Anne and King Louis XII produced no sons, but they did have two daughters, Claude and Renée. Claude was heir to Brittany (which still was not bound by Salic Law), and Anne, who had devoted her life to safeguarding the autonomy of her duchy particularly keeping it independent from France made every effort to unite her infant daughter with the house of Austria. In 1501, on their way to Spain, Archduke Philip of Austria (King Philip I of Spain) and his wife Joan of Spain visited Blois to solidify a marriage treaty between Princess Claude and their son Charles (the future Holy Roman Emperor Charles V ). King Louis had no choice but to go against Anne’s wishes and invalidate the proposed union, since Claude’s large inheritance, which included Brittany, Burgundy, and the French claims to Milan, Asti, Genoa, and Naples, was too significant to alienate from the kingdom of France. Louis supported a marriage between Claude and his young cousin Francis, comte d’Angoulěme, a libertine youth known for his excesses, who would succeed to the throne in any event should Louis have no sons.

Anne of Brittany died in January of 1514 at the age of thirty-seven, knowing that with her daughter’s impending marriage, her family would forever lose Brittany. She had reigned alongside her husband Louis XII for fifteen years, during which time he treated her with the utmost respect. Likewise, he buried her in splendor: Her funeral ceremonies surpassed even those of her first husband, King Charles VIII. Her heart was removed and sent back to Brittany, where it always had been metaphorically, and now literally, enshrined in her hometown of Nantes.

Significance

Anne of Brittany was one of the most intelligent and powerful women of her time. As queen, she developed a great respect for Brittany and France and concern for its residents, was generous in her dealings with the people, and often provided her husband with wise advice on affairs of state.

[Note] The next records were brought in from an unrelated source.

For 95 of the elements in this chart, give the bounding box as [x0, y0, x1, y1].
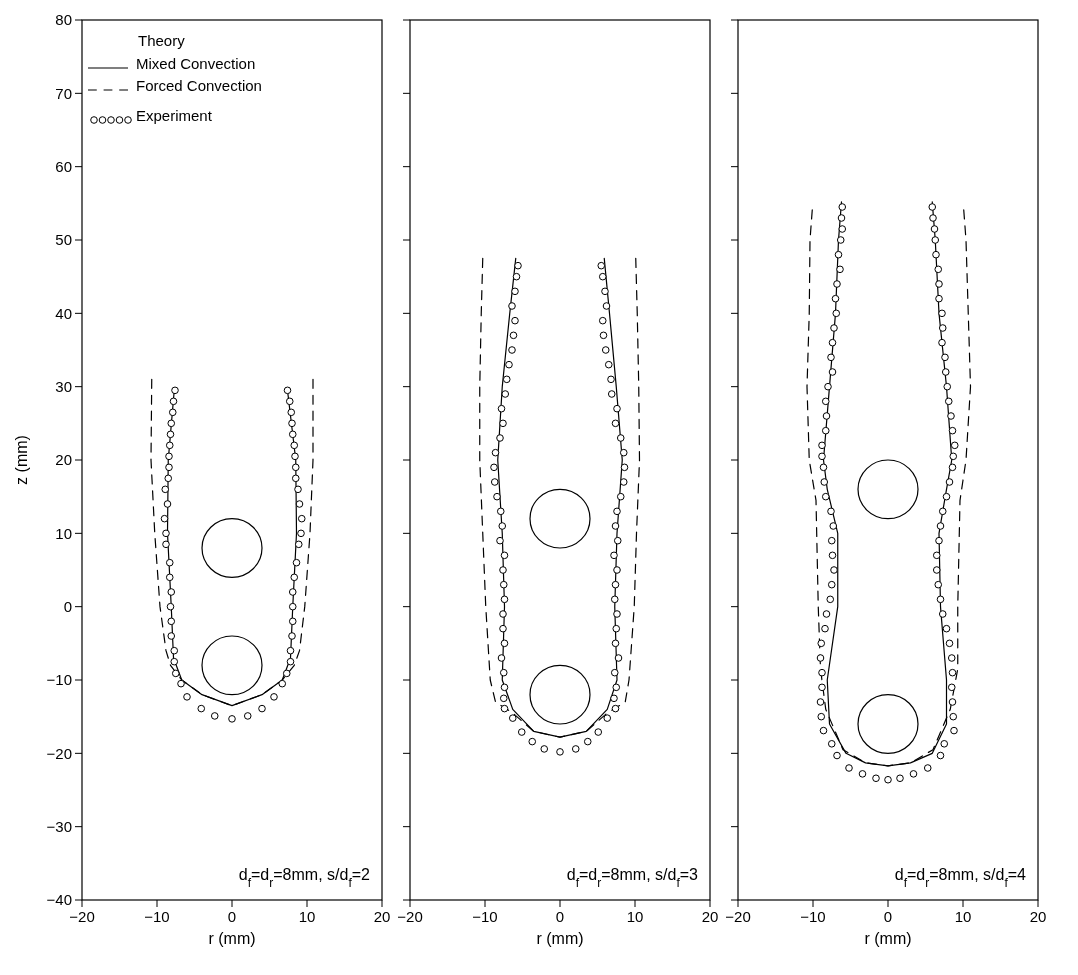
- point: [295, 500, 304, 508]
- y-tick-label: 70: [55, 84, 72, 102]
- point: [288, 588, 297, 596]
- x-tick-label: −10: [800, 908, 826, 925]
- point: [294, 485, 302, 494]
- point: [165, 441, 174, 450]
- y-tick-label: 80: [55, 11, 72, 29]
- point: [161, 485, 170, 494]
- point: [288, 632, 296, 640]
- point: [291, 474, 300, 483]
- point: [171, 669, 180, 678]
- point: [170, 646, 179, 655]
- y-tick-label: 0: [63, 597, 72, 615]
- point: [291, 463, 300, 472]
- point: [162, 540, 170, 549]
- point: [163, 500, 172, 508]
- point: [291, 452, 299, 461]
- point: [297, 529, 305, 538]
- x-tick-label: 10: [298, 908, 316, 925]
- x-axis-title: r (mm): [536, 930, 584, 947]
- point: [288, 419, 296, 428]
- x-tick-label: −10: [144, 908, 170, 925]
- y-axis-title: z (mm): [13, 435, 30, 485]
- point: [283, 386, 292, 395]
- x-tick-label: 20: [1029, 908, 1047, 925]
- x-tick-label: 0: [883, 908, 893, 925]
- point: [285, 397, 294, 406]
- y-tick-label: −20: [46, 744, 72, 762]
- x-tick-label: −20: [69, 908, 95, 925]
- point: [288, 602, 297, 611]
- point: [197, 704, 206, 713]
- point: [165, 463, 173, 472]
- point: [243, 712, 252, 720]
- y-tick-label: 30: [55, 377, 72, 395]
- y-tick-label: −30: [46, 817, 72, 835]
- point: [165, 573, 174, 582]
- y-tick-label: −10: [46, 671, 72, 689]
- x-tick-label: 10: [954, 908, 972, 925]
- point: [164, 474, 173, 483]
- point: [258, 704, 266, 713]
- point: [168, 408, 177, 417]
- legend-label: Mixed Convection: [136, 55, 256, 72]
- point: [169, 397, 178, 406]
- point: [166, 602, 175, 611]
- point: [167, 617, 176, 626]
- point: [166, 430, 175, 439]
- point: [282, 669, 291, 678]
- point: [171, 386, 179, 395]
- point: [297, 514, 306, 523]
- point: [165, 452, 173, 461]
- point: [167, 419, 176, 428]
- point: [165, 558, 174, 567]
- point: [210, 712, 219, 720]
- legend-label: Forced Convection: [136, 77, 262, 94]
- point: [290, 573, 299, 582]
- point: [183, 693, 191, 701]
- x-axis-title: r (mm): [864, 930, 912, 947]
- point: [270, 693, 278, 701]
- x-axis-title: r (mm): [208, 930, 256, 947]
- x-tick-label: 20: [373, 908, 391, 925]
- point: [288, 617, 297, 626]
- line-series: [150, 378, 314, 707]
- y-tick-label: −40: [46, 891, 72, 909]
- point: [170, 657, 179, 666]
- y-tick-label: 60: [55, 157, 72, 175]
- point: [278, 679, 287, 688]
- x-tick-label: 0: [555, 908, 565, 925]
- x-tick-label: −10: [472, 908, 498, 925]
- point: [286, 657, 295, 666]
- annotation: d$_{f}$=d$_{r}$=8mm, s/d$_{f}$=4: [894, 866, 1027, 890]
- point: [162, 529, 170, 538]
- point: [292, 558, 301, 567]
- point: [167, 588, 176, 596]
- x-tick-label: −20: [725, 908, 751, 925]
- y-tick-label: 20: [55, 451, 72, 469]
- point: [177, 679, 185, 688]
- y-tick-label: 50: [55, 231, 72, 249]
- point: [160, 514, 169, 523]
- point: [288, 430, 297, 439]
- y-tick-label: 40: [55, 304, 72, 322]
- annotation: d$_{f}$=d$_{r}$=8mm, s/d$_{f}$=3: [566, 866, 699, 890]
- point: [294, 540, 303, 549]
- point: [287, 408, 296, 417]
- point: [228, 715, 236, 723]
- x-tick-label: 0: [227, 908, 237, 925]
- x-tick-label: 20: [701, 908, 719, 925]
- legend-label: Experiment: [136, 107, 213, 124]
- legend-title: Theory: [138, 32, 186, 49]
- y-tick-label: 10: [55, 524, 72, 542]
- point: [286, 646, 295, 655]
- point: [167, 632, 176, 640]
- point: [290, 441, 299, 450]
- x-tick-label: −20: [397, 908, 423, 925]
- x-tick-label: 10: [626, 908, 644, 925]
- annotation: d$_{f}$=d$_{r}$=8mm, s/d$_{f}$=2: [238, 866, 371, 890]
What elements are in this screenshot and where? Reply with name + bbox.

She cultivated a brilliant court, frequented by the finest of poets, musicians, and scholars. She founded an order of ladies, the first queen to do so, which she called La Cordelière. She welcomed myriad women and girls into her association and provided them with a noble education and guidance. Aside from her daughters, her deepest love and consideration was toward the people of Brittany, whom she never forgot. She stayed most active in running her duchy, maintained its court, and brought many of her compatriots to France to work in her service and assist her in preserving contact with Brittany.

Bibliography

Baumgartner, Frederic. Louis XII. New York: Palgrave, 1994. Biography of King Louis XII, with information on Anne of Brittany and their court and political environment.

Brantome, Abbé de. The Book of the Ladies (Illustrious Dames). Boston: Hardy, Pratt, 1902. Written in the sixteenth century, this work includes an account of Anne of Brittany and personal tales from primary sources.

Hopkins, Lisa. Women Who Would Be Kings: Female Rulers of the Sixteenth Century. London: Vision Press, 1991. An accessible, compact history that includes information on several great women of the sixteenth century. A short book that sometimes oversimplifies issues.

Matarasso, Pauline. Queen’s Mate: Three Women of Power in France on the Eve of the Renaissance. Burlington, Vt.: Ashgate Press, 2001. Focuses on the lives of Anne of Brittany, Anne of Beaujeu, and Louise of Savoy. Well cited, with a notable bibliography.

Neuschel, Kristen B. “Noblewomen and War in Sixteenth Century France.” In Changing Identities in Early Modern France, edited by Michael Wolfe. Durham, N.C.: Duke University Press, 1997. Chapter on the role of aristocratic women in warfare and their obtaining weapons.

Sanborn, Helen J. Anne of Brittany. Boston: Lothrop, Lee & Shepard, 1917. The most comprehensive book in English on Anne of Brittany, her life, and her relationships. Lacks detailed citation.